Discipline is a Garbage Strategy

This title almost certainly feels like nails on a chalkboard for you and your Protestant work ethic. But it’s not fake controversy or clickbait; it’s fact. Discipline is totally and completely valuable tool. But probably not the way you’re using it.

“I’ve done it before. I just need to get motivated again.”

“I know what to do. I just need more discipline.”

I’ve heard these two sentences — or ones like them — a thousand times. The odds are pretty good that you’ve uttered them at some point.

If there’s something you want to achieve but you’re not already on your way, it’s tempting to pray to the gods of discipline (which is probably also the name of a Swedish speed metal band). But your prayers will remain unanswered. And nobody will autograph your T-shirt either.

I blame Rocky Balboa and his montages. Other movies had definitely used this trope before. But perhaps never so well. It seems reasonable when it’s on-screen. It’s appealing to want to just hit the streets or the gym and go hard. We want that kind of focus.

But all that is a red herring. That level of focus would have been unobtainable without Rocky first building systems for himself.

Systems overcome the burden of decision-making. Systems eliminate the need for willpower in the first place.

Why was Rocky training in the Russian hinterland with no phone, no TV, and no fancy new fax machine? He didn’t want distractions. So he removed the burden of decision-making for himself. That allowed him to channel all of that discipline into training.

If he hadn’t set himself up for success, he would have struggled daily. “Should I go out for dinner?” “Can I relax at home for just one night?” “Can I just take it easy today and have a Swedish massage and a beer?”

Those questions didn’t even have room to exist — let alone require an answer.

The elephant, the rider, and the path
Psychologist Jonathan Haidt described the tug-of-war between emotion and analysis with a wonderful metaphor. Imagine an elephant (instant gratification) with a rider (long-term decision-making) perched on top. The rider can eke out occasional victories. But the elephant is going to win most of the time.

Authors Dan and Chip Heath built upon this metaphor it in their book, Switch, by adding discussion of the path. The path represents your systems.

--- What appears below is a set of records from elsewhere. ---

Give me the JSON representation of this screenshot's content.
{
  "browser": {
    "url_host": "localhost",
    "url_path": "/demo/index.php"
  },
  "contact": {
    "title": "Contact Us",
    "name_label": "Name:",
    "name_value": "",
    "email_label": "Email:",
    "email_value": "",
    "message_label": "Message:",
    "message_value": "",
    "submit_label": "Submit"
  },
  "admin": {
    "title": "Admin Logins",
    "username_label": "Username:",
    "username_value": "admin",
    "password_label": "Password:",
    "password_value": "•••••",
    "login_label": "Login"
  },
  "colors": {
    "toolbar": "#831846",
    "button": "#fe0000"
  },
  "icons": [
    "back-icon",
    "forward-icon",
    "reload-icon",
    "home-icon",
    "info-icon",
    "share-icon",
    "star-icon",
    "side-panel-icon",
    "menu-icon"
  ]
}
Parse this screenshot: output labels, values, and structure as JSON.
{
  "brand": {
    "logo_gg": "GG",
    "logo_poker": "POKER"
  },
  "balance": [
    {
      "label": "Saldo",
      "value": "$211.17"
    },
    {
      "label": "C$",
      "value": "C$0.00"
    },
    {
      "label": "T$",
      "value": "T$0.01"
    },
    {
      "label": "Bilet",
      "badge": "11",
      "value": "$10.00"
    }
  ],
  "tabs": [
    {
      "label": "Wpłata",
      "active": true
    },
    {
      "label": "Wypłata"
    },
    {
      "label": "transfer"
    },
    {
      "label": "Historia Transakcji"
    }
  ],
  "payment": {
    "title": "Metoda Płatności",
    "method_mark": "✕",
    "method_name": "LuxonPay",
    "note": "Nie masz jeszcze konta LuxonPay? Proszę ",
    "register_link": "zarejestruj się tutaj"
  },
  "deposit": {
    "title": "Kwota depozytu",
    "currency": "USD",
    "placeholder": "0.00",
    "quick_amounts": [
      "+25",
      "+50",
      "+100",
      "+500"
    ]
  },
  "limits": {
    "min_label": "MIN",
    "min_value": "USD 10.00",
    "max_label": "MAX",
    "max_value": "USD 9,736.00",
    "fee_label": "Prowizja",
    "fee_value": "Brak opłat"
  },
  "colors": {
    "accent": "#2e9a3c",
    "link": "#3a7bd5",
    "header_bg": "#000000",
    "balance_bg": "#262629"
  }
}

The rider just isn’t strong enough to be constantly wrestling with the strong, volatile emotional system. It can get exhausting after a while. But when a path is shaped, the elephant will simply follow. That’s a system. For Rocky, a spartan training setup was the path and his elephant only ever had one place to go.

But isn’t training your willpower a good thing?
Researchers used to think that willpower was a fixed resource. Now we know that it can be trained and increased. But finding places to train it isn’t the hard part. Not needing it is.

Discipline is making a smoothie instead of eating the ice cream in your freezer.

A system is having the ingredients for a smoothie but no ice cream in your freezer.

Discipline is turning down an invitation to the pub so that you can exercise.

A system is where everyone knows you’re unavailable Monday, Wednesday and Friday evenings.

Discipline is trying to determine whether to take on a new project or client.

A system is where you automatically reject any work that will mess with your weekends.

You can see how each example of discipline requires decision-making. But each example of a system removes it.

Working consistently comes before working hard
As appealing as it is to just get out there and start pushing, you will do better if you work consistently. The same time. The same days of the week. The same process. Every week. Every month. Every year. The counter-intuitive part here is that sometimes you have to make things easier to make them consistent.

Discipline stands on the shoulders of your systems
Grinding that final rep out. Performing one more set. Even taking the time to plan. You’ll find moments where the path shifts downhill, the elephant starts running, and the rider gives it a kick and goes for broke. That beautifully-coordinated moment is where discipline will help you break through to a new level.

Discipline is great. You should have lots of it
Build your systems. Shape the path. Build consistency. And then — when the moment is right — take all that discipline and direct it right into the one thing that will push you through to the next level.